Wednesday 18 July 2012

Chest of Drawers

This furniture makeover was essentially the equivalent of buying a rat-infested sewer and building a million-dollar house in it, complete with outdoor swimming pool.


I picked up the chest of drawers at the Scout Auction for $2 a couple of years ago, and it was expensive at the price. I then spent $45 on way more paint than I actually needed and another $15 on material.

I did four coats of white undercoat, trying to cover up the old green and purple paint – yes, green and purple on the same piece of furniture – when it finally occurred to me that I was about to paint it brown, so it didn’t actually need to be perfectly white before I started the top coats. (Where were you when I needed you, Captain Obvious?)

Because I hate wrapping corners, I was planning to cover only the face of the drawers with material. This was an insanely bad idea, because it meant I was going to have to somehow cut a straight line along all four edges without the material fraying, all to save cutting a few corners. Luckily, I always cut material ridiculously too big so I was able to change plans when I realised I was stupid.

Never cut the corners before you start gluing, because if you’re anything like me, you’ll end up with random squares missing from the front and sides where your cuts didn’t actually come anywhere near aligning with the corners. When you do glue, put the Mod Podge only on the front of the drawer so it doesn’t get on the material you’re about to cut the corners out of., since scissors and glue hate each other with the intensity of Batman and the Joker. I painted the glue and smoothed the material in sections, since it dries quickly. I suggest you don’t attempt to sit and chat to Zoe while gluing, at least not if you want your material on the right way up.
                                                                                                                 
The corners I cut out in half-squares, which mostly worked fine, but if you cut on the wrong angle you get little slivers of drawer showing through.
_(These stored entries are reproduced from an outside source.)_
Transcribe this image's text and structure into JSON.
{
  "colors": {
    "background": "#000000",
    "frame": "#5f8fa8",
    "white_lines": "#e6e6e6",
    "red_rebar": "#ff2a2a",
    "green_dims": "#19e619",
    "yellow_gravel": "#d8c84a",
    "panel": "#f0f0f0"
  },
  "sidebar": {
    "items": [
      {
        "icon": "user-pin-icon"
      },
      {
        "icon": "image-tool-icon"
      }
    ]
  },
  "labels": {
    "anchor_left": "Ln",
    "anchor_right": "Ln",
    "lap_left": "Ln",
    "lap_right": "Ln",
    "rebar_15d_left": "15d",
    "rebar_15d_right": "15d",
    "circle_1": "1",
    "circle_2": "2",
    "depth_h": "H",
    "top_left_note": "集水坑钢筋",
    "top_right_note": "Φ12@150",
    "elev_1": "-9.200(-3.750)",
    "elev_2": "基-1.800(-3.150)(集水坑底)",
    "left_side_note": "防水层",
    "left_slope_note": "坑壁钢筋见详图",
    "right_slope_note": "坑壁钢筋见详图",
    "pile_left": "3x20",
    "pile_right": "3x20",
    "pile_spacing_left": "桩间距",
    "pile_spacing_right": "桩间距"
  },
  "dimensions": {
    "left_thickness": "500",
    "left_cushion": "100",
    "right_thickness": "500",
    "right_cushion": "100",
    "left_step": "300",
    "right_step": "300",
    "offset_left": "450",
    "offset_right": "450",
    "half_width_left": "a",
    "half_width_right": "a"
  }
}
I feel like there’s an industry-approved way of doing this that the internet is conspiring to hide from me.


Mum, I would know how to do this properly if you hadn’t spoilt me by covering all my high school books for me.

To reattach the drawer handles, just feel the fabric until you find the hole and punch the screw through it from the top, then remove: it doesn’t matter if the material frays a little, since it’ll be covered by the handle anyway. (Yes, I also hide my junk under my bed and sweep dust under rugs.) For the love of all things holy, do not put the drawers back in before you try to move it back to its home, unless you’re training for the Olympic weightlifting team.


 The handles, which I had to peel daisy stickers off, are incredibly crappy, but since I’ve already spent far too much on this project, I give the same excuse I always give when something’s clearly dodgy – “it’s post-modernist”.

When Lawrence came over a couple of days later, he squinted at it and said “Oh, did I lend you my paint?” He has four litres of exactly the same colour.

That was a dark day in our household.